Gostling is a man with no name, simply known as Driver, a movie stunt driver/grease monkey by day and get-a-way wheelman by night. Befriending his neighbors Irene (Carey Mulligan) and young son Benicio (Kaden Leos, who dials the cute kid factor way up) he makes a deal to drive get-a-way for some criminals to square a debt Irene’s husband ran up and safeguard the mother and child. When the deal goes bad he unwittingly becomes involved in a treacherous situation involving Irene’s recently paroled husband, one million dollars in cash and some angry mobsters.

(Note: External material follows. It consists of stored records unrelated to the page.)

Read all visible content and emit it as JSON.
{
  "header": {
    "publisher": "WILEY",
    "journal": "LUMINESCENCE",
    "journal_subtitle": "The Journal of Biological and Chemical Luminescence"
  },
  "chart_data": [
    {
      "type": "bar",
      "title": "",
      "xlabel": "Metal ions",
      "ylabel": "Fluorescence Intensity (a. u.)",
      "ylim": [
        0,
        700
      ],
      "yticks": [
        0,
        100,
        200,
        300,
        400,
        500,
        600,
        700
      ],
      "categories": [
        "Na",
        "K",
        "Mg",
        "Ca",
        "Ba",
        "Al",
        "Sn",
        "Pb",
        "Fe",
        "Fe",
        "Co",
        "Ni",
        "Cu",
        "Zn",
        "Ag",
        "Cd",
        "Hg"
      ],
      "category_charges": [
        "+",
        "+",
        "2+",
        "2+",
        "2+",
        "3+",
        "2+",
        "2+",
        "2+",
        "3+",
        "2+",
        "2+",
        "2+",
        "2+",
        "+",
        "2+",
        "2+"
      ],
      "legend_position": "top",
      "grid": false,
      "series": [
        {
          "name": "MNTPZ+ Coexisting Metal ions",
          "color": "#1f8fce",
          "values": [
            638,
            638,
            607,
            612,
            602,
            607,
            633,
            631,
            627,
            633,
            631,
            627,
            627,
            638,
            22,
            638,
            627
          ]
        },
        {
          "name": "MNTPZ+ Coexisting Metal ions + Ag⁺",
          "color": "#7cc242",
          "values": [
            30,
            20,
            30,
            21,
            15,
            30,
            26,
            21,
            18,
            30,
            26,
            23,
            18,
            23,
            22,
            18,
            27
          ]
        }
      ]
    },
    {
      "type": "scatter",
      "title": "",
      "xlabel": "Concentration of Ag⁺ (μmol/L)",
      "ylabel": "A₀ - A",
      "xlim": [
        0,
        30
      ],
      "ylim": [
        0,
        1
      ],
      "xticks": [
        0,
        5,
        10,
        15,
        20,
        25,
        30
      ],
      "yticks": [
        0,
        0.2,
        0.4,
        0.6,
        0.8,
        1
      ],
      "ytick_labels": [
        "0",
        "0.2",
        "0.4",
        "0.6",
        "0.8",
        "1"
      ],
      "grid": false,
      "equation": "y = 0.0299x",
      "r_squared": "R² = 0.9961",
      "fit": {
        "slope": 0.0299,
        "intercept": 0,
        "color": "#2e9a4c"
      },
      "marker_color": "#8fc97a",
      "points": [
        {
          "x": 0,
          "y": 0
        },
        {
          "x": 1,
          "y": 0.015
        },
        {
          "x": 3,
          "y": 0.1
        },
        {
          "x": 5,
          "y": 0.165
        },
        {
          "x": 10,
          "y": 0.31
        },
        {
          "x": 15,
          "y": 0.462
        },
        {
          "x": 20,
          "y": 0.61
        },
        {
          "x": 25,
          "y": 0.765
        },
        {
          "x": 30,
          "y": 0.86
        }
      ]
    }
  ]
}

“Drive” is an art house thriller. It’s stylized, with lighting effects, lots of slow motion and interesting camera angles that create a sense of unease that permeates every scene. For every instance of brutal violence director Nicolas Winding Refn (“Valhalla Rising,” “Bronson”) also escalates the movie’s sense of heightened reality. Very long pauses punctuate most every exchange of dialogue and how is it that no one seems to notice that the Driver is drenched in blood as he walks through a tony Chinese restaurant? “Drive” exists in its own world, and it is a fascinating place.

Here Gostling isn’t the easy charmer of “Crazy, Stupid, Love,” he plays Driver like a coiled spring. There hasn’t been a leading man this close-mouthed since Rudolph Valentino was the king of the silent screen. He’s a man of very few words, but his silence hints at an active inner life and his actions certainly speak to having a past. It’s a brave and strange performance, either emotionally shut down, or simply cool-as-a-cucumber, take your pick.

As for his co-stars, Mulligan isn’t given much to do except use her subtly expressive face to make physical whatever is going on in her head, but Albert Brooks, cast against type as a mobster and Bryan Cranston as an unlucky garage owner are stellar. Refn clearly loves his actors, stroking them in long close-ups, allowing the camera to luxuriate on their faces. It’s the exact opposite of what we usually find in thrillers, but here it adds atmosphere and star power.

“Drive” is long-on silence and big on anti-heroes, and is one of the most intriguing movies of the year so far.